Of the 105 tech listings in the last two years, half of the companies had revenue of less than $140,000 and four of the six startups plotting an IPO at the moment have revenue of less than $140,000.
Fellow Blackbird Ventures co-founder Rick Baker says the huge difference in tech company valuations from the public and private market is very troubling.
“I’m worried that the public markets aren’t properly assessing the risk and valuation of early-stage tech companies,” Baker tells StartupSmart.
“We’re seeing valuations of hundreds of millions for companies that would be priced in the single or low double-digit millions by the venture capital markets.”
According to co-founder of Seek and Square Peg Ventures Paul Bassat, these early-stage listings are an “absolute disgrace”.
“The quality, readiness and valuation of some of the tech companies coming to market is an absolute disgrace,” Bassat tweeted.
“Some advisers and entrepreneurs will make a killing but it will be a zero sum game and retail investors will be the losers.
“We are building a larger, higher quality and more robust tech sector and would be a great shame if progress is set back by a few awful businesses.”
Bassat adds that Australia is one of the few markets in the world where young tech companies are deciding to go public instead of hunting for private funding.

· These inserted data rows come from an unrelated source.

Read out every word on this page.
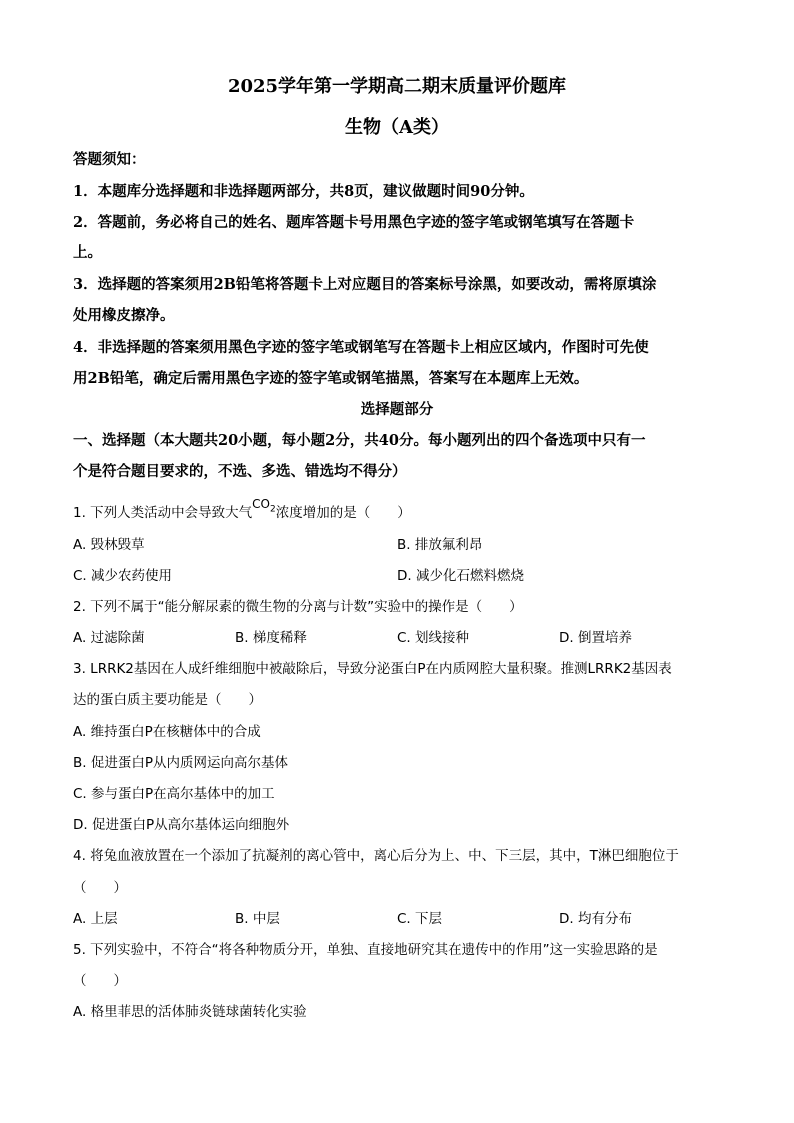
2025学年第一学期高二期末质量评价题库
生物（A类）
答题须知：
1．本题库分选择题和非选择题两部分，共8页，建议做题时间90分钟。
2．答题前，务必将自己的姓名、题库答题卡号用黑色字迹的签字笔或钢笔填写在答题卡
上。
3．选择题的答案须用2B铅笔将答题卡上对应题目的答案标号涂黑，如要改动，需将原填涂
处用橡皮擦净。
4．非选择题的答案须用黑色字迹的签字笔或钢笔写在答题卡上相应区域内，作图时可先使
用2B铅笔，确定后需用黑色字迹的签字笔或钢笔描黑，答案写在本题库上无效。
选择题部分
一、选择题（本大题共20小题，每小题2分，共40分。每小题列出的四个备选项中只有一
个是符合题目要求的，不选、多选、错选均不得分）
1. 下列人类活动中会导致大气$CO_2$浓度增加的是（　　）
A. 毁林毁草	B. 排放氟利昂
C. 减少农药使用	D. 减少化石燃料燃烧
2. 下列不属于“能分解尿素的微生物的分离与计数”实验中的操作是（　　）
A. 过滤除菌	B. 梯度稀释	C. 划线接种	D. 倒置培养
3. LRRK2基因在人成纤维细胞中被敲除后，导致分泌蛋白P在内质网腔大量积聚。推测LRRK2基因表
达的蛋白质主要功能是（　　）
A. 维持蛋白P在核糖体中的合成
B. 促进蛋白P从内质网运向高尔基体
C. 参与蛋白P在高尔基体中的加工
D. 促进蛋白P从高尔基体运向细胞外
4. 将兔血液放置在一个添加了抗凝剂的离心管中，离心后分为上、中、下三层，其中，T淋巴细胞位于
（　　）
A. 上层	B. 中层	C. 下层	D. 均有分布
5. 下列实验中，不符合“将各种物质分开，单独、直接地研究其在遗传中的作用”这一实验思路的是
（　　）
A. 格里菲思的活体肺炎链球菌转化实验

“ASX and NZSX are about the only place in the world where companies are listing way too early and often without a real business model,” he says.

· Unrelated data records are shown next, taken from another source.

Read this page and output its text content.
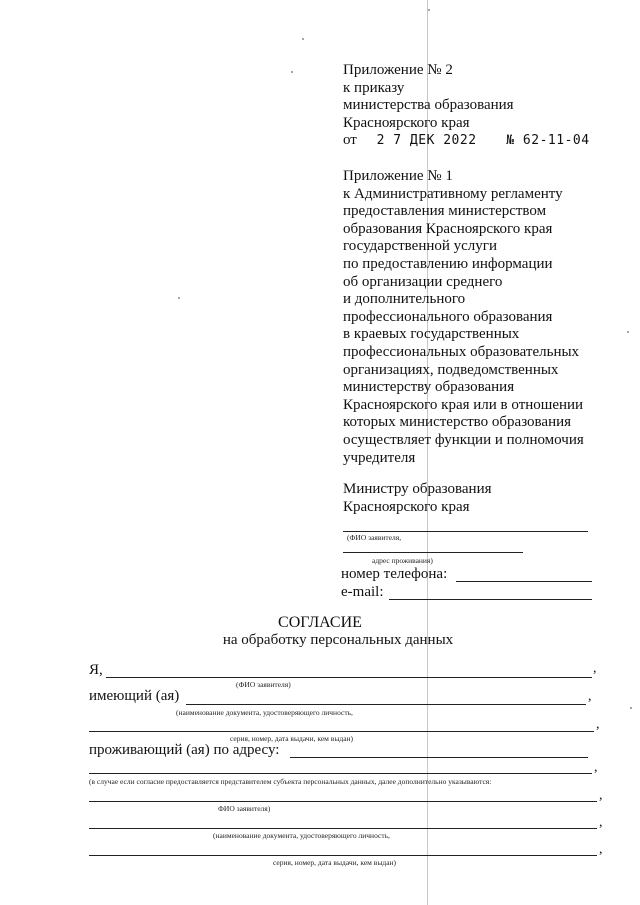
Приложение № 2
к приказу
министерства образования
Красноярского края
от 2 7 ДЕК 2022 № 62-11-04
Приложение № 1
к Административному регламенту
предоставления министерством
образования Красноярского края
государственной услуги
по предоставлению информации
об организации среднего
и дополнительного
профессионального образования
в краевых государственных
профессиональных образовательных
организациях, подведомственных
министерству образования
Красноярского края или в отношении
которых министерство образования
осуществляет функции и полномочия
учредителя
Министру образования
Красноярского края
(ФИО заявителя,
адрес проживания)
номер телефона:
e-mail:
СОГЛАСИЕ
на обработку персональных данных
Я,	,
(ФИО заявителя)
имеющий (ая)	,
(наименование документа, удостоверяющего личность,
,
серия, номер, дата выдачи, кем выдан)
проживающий (ая) по адресу:
,
(в случае если согласие предоставляется представителем субъекта персональных данных, далее дополнительно указываются:
,
ФИО заявителя)
,
(наименование документа, удостоверяющего личность,
,
серия, номер, дата выдачи, кем выдан)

“Hopefully markets will be able to distinguish between the crap and the high quality tech companies but risk that whole sector will be harmed.”
Guvera CEO Darren Herft blames this negative commentary on the tall poppy syndrome, telling the Australian Financial Review that several successful companies had shaky beginnings.
“Successful companies like Google and Facebook and on the local scene carsales.com.au, seek.com.au and realestate.com.au all had shaky beginnings, lost money, pushed the envelope to change the norm with lots of doubters and non-believers and then went on to become successful multibillion-dollar businesses,” Herft told the AFR.
“Investing in these types of technology companies is always going to be ‘high risk’, but the returns if the company gets it right can be spectacular.”
Impact on the market
Other members of the Australian startup community have raised concerns over these early-stage listings putting the entire market in jeapordy, with angel investor Shelli Trung saying it is a “disaster waiting to happen”.
“Having a lot of listings is only good for headlines, and over the longer term is a poor return for investors and will negatively impact future entrepreneurs,” Trung told StartupSmart.
“You risk extinguishing the tech investment community before it has had a chance to take off.”
Stackla co-founder Pete Cassidy echoed these sentiments, saying he doesn’t want this recent activity to mean later stage companies can no longer utilise the funding route.
“There’s the potential to turn the Australian retail investor market a little bit sour on these tech companies in Australia which is a really sad thing,” Cassidy told StartupSmart.
“I think we run the risk of the public markets getting burnt too early with very premature early-stage listings which have the potential to turn away companies that are more later-stage and would look at an ASX-listing for strategic funding.”